Ms. Havemeister was one of at least five schoolmates Ms. Palin hired, often at salaries far exceeding their private sector wages.
When Ms. Palin had to cut her first state budget, she avoided the legion of frustrated legislators and mayors. Instead, she huddled with her budget director and her husband, Todd, an oil field worker who is not a state employee, and vetoed millions of dollars of legislative projects.
And four months ago, a Wasilla blogger, Sherry Whitstine, who chronicles the governor’s career with an astringent eye, answered her phone to hear an assistant to the governor on the line, she said.
“You should be ashamed!” Ivy Frye, the assistant, told her. “Stop blogging. Stop blogging right now!”
I’m also convinced that the past eight years of governing by the Bush administration — petty, vindictive, rife with cronyism, and infused with nothing beyond the craving to rule — are reflected here as well.
That’s not change we can believe in, Charlie.

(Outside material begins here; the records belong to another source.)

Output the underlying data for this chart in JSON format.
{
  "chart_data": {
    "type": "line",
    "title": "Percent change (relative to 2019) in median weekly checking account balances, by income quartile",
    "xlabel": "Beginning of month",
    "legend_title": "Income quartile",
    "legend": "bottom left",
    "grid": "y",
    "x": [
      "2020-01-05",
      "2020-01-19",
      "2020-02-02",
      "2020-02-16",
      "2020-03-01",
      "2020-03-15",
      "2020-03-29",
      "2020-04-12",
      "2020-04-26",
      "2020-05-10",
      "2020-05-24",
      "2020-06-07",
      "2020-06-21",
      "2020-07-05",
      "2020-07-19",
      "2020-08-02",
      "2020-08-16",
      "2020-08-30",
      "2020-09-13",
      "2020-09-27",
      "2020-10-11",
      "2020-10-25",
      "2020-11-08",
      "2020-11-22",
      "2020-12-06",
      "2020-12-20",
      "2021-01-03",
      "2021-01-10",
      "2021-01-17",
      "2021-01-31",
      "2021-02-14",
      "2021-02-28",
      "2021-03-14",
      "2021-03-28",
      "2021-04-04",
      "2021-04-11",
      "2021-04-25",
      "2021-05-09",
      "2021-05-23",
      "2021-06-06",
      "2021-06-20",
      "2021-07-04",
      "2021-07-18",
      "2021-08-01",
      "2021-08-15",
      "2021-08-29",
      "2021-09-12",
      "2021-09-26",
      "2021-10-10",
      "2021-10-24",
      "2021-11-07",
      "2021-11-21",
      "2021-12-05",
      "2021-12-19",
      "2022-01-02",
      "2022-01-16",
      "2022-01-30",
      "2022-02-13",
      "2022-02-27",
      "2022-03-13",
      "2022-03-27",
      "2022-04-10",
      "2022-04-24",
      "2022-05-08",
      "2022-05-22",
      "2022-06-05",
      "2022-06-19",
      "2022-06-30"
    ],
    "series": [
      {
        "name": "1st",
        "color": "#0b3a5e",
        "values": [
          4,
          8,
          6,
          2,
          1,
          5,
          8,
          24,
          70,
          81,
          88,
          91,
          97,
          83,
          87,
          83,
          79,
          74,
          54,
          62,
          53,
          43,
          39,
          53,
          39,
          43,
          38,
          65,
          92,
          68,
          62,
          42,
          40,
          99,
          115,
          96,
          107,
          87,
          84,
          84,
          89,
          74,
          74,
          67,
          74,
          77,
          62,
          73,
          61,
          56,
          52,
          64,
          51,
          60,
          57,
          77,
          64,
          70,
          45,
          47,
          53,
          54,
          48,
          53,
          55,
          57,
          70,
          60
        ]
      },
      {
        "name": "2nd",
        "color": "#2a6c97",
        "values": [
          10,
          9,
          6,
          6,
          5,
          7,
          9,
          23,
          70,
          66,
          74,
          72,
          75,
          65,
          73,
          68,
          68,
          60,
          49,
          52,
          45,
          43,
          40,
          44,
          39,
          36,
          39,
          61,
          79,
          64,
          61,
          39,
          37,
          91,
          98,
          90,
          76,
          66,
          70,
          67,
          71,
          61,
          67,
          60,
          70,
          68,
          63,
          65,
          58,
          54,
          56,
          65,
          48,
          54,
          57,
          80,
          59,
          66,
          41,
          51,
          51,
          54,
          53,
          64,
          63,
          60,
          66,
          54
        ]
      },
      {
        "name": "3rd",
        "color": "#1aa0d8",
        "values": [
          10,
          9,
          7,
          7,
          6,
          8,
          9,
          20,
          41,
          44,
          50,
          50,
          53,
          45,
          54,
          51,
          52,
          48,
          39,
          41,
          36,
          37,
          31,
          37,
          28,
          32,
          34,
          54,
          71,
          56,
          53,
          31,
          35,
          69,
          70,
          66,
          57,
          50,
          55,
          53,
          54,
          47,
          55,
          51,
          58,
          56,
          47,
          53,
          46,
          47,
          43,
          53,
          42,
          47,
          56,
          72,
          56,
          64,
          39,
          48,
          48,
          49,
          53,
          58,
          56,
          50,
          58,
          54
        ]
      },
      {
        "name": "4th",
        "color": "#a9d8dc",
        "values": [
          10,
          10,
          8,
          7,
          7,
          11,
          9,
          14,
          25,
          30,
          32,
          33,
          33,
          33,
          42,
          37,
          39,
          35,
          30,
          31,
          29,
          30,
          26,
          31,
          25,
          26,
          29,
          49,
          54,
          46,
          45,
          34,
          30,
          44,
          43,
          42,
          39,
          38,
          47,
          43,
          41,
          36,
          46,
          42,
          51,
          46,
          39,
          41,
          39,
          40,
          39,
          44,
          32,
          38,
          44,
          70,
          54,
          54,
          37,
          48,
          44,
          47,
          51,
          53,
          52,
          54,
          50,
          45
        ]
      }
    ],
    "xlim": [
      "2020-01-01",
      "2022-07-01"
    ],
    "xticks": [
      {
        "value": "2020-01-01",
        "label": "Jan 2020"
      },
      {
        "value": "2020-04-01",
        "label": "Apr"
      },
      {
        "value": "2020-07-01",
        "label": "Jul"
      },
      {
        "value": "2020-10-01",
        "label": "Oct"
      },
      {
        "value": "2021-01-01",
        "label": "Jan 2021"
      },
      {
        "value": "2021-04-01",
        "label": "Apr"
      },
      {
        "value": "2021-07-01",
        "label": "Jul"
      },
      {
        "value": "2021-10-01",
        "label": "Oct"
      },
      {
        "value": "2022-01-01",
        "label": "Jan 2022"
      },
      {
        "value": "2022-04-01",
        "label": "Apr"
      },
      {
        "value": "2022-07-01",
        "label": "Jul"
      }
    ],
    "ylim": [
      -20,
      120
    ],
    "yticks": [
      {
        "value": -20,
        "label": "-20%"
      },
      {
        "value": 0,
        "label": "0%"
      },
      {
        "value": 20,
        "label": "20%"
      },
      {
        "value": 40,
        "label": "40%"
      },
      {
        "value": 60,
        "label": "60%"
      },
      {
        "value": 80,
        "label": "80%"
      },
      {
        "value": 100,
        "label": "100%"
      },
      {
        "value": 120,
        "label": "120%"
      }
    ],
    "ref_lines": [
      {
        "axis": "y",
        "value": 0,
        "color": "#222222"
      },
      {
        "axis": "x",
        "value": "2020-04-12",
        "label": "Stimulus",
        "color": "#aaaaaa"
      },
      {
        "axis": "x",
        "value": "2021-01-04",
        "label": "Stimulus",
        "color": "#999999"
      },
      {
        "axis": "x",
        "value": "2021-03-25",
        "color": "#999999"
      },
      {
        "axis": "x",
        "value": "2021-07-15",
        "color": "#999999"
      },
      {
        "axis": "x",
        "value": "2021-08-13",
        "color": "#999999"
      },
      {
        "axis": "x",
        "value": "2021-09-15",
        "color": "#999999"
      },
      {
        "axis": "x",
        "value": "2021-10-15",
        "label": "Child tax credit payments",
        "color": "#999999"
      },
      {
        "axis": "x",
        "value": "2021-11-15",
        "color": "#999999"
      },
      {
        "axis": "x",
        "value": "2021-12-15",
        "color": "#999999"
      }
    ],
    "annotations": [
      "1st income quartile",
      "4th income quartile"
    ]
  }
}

An afterthought: It makes you wonder if the McCain campaign did any sort of vetting of Ms. Palin’s record before they selected her. If they did not, it shows an amazing lack of judgment — or even curiosity — on their part. If they did, it demonstrates an amazing amount of cynicism that they could look over her history and still think that they could bamboozle the American public into thinking that she was fit for national office or that the electorate lacked the idle curiosity beyond her human interest stories — her family, her church, her hunting skills — to care about what kind of leader she would be if she was thrust onto the national stage. And that goes back to the initial concern I had when Gov. Palin was announced as the Republican nominee for vice president: what does this tell us about the judgment of John McCain?